Aussi éclopé que puisse être le Lightning – Michael Eyssimont, sonné par une mise en échec légale de Jake McCabe, n’a pas fini le match lui non plus –, les Leafs ne sont pas sortis du bois.

Ilya Samsonov a été atroce, au point où l’entraîneur-chef Sheldon Keefe n’a pas dévoilé qui, du Russe ou de la recrue Joseph Woll, amorcerait le match suivant.

Keefe, surtout, est le premier à savoir à qui il a affaire. Après une déchirante défaite au septième match entre les deux mêmes clubs l’an dernier, il avait offert cette observation : « Ce que je retiens de cette série, c’est à quel point le Lightning défend bien en équipe. Il joue pour gagner des championnats. »

Les joueurs du Lightning regorgent d’expérience, ils ont goûté à la victoire et savent ce qu’il faut pour y accéder. Leur entraîneur Jon Cooper y a d’ailleurs fait écho, en fin de soirée mardi, en s’adressant aux journalistes couvrant le match sur place. « Il y a encore beaucoup d’inconnu, mais ce que j’ai appris au fil des ans, c’est que je ne parierais certainement pas contre nos gars », a-t-il lancé.

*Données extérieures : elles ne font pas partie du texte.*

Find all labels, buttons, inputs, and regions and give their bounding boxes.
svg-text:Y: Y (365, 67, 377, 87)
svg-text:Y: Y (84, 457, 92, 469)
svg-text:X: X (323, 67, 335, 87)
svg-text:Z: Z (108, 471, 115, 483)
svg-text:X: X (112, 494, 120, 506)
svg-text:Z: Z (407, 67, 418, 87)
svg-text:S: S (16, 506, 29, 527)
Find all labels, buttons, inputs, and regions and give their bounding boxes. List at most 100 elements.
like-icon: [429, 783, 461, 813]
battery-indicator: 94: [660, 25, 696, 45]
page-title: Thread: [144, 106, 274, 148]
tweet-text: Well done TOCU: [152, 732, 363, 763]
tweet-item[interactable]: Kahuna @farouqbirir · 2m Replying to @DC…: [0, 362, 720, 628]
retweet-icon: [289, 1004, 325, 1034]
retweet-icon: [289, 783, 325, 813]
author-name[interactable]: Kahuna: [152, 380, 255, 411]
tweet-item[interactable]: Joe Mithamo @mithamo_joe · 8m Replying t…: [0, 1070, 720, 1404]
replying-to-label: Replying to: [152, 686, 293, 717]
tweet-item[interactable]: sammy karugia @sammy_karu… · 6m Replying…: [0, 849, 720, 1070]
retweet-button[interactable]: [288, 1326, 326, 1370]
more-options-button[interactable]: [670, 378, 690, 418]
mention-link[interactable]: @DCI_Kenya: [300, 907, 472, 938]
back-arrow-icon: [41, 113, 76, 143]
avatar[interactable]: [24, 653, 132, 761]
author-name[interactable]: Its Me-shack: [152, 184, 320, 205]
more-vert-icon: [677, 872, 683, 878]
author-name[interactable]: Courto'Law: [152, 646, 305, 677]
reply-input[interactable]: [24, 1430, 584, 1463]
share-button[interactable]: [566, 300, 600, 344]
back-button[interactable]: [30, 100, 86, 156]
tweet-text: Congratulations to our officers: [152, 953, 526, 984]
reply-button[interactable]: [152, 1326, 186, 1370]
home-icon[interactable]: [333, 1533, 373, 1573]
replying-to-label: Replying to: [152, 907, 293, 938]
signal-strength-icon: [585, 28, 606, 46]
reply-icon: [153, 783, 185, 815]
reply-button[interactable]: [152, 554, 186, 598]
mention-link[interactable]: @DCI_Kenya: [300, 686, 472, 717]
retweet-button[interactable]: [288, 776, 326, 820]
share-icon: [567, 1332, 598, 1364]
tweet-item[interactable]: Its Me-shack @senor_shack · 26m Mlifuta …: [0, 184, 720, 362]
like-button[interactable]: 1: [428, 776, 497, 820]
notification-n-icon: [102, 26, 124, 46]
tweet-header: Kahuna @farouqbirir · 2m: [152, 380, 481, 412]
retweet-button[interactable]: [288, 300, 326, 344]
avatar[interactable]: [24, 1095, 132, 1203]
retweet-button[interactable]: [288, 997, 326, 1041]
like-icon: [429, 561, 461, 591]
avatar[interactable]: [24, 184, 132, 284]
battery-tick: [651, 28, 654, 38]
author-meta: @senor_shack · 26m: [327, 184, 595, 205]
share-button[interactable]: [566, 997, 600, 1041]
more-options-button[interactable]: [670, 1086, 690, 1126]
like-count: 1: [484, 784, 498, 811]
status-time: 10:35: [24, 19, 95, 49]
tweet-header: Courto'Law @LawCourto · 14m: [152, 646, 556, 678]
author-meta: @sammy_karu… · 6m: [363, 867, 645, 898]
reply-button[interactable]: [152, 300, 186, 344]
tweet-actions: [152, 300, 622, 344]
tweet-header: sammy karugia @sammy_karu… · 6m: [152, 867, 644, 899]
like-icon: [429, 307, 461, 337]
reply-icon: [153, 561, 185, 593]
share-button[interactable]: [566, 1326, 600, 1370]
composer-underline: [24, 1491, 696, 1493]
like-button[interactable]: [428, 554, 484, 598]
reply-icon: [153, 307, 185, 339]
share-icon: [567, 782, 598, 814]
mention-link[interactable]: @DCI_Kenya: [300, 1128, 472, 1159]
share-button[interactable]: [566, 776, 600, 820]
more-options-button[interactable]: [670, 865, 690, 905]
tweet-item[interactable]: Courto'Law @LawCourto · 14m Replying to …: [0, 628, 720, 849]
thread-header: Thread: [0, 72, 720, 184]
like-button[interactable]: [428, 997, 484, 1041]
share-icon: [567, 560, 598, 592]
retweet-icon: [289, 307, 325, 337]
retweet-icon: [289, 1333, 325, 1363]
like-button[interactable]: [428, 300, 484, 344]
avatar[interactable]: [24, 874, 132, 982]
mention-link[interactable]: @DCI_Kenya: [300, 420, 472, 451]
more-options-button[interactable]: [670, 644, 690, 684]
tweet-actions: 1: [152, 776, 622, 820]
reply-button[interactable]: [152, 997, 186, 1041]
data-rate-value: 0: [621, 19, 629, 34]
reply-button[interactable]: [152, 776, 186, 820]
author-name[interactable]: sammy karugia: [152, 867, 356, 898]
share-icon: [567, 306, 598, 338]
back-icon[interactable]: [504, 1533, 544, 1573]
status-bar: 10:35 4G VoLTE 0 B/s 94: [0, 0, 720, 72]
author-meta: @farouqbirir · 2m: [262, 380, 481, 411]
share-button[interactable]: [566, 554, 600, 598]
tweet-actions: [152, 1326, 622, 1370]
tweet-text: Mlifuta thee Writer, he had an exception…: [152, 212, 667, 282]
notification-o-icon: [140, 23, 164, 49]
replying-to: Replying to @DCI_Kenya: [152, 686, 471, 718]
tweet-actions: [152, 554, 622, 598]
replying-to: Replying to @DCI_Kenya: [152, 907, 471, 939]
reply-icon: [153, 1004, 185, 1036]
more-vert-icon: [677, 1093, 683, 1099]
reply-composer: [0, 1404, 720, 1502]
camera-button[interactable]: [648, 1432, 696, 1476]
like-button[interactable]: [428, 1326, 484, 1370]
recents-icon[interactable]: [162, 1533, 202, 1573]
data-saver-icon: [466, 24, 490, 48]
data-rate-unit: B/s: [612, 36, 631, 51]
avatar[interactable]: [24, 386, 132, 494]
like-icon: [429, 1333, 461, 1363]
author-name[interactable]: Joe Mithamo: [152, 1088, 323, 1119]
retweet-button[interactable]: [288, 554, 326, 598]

Il est facile de partager son avis. Plus facile, à tout le moins, que de donner raison à Ilya Samsonov, qui a affirmé il y a quelques jours que les Maple Leafs de Toronto constituaient la meilleure équipe de la LNH. Mardi, ils n’étaient même pas la meilleure équipe dans l’aréna.

Le Lightning mène la série 1-0. Le deuxième match aura lieu jeudi à Toronto.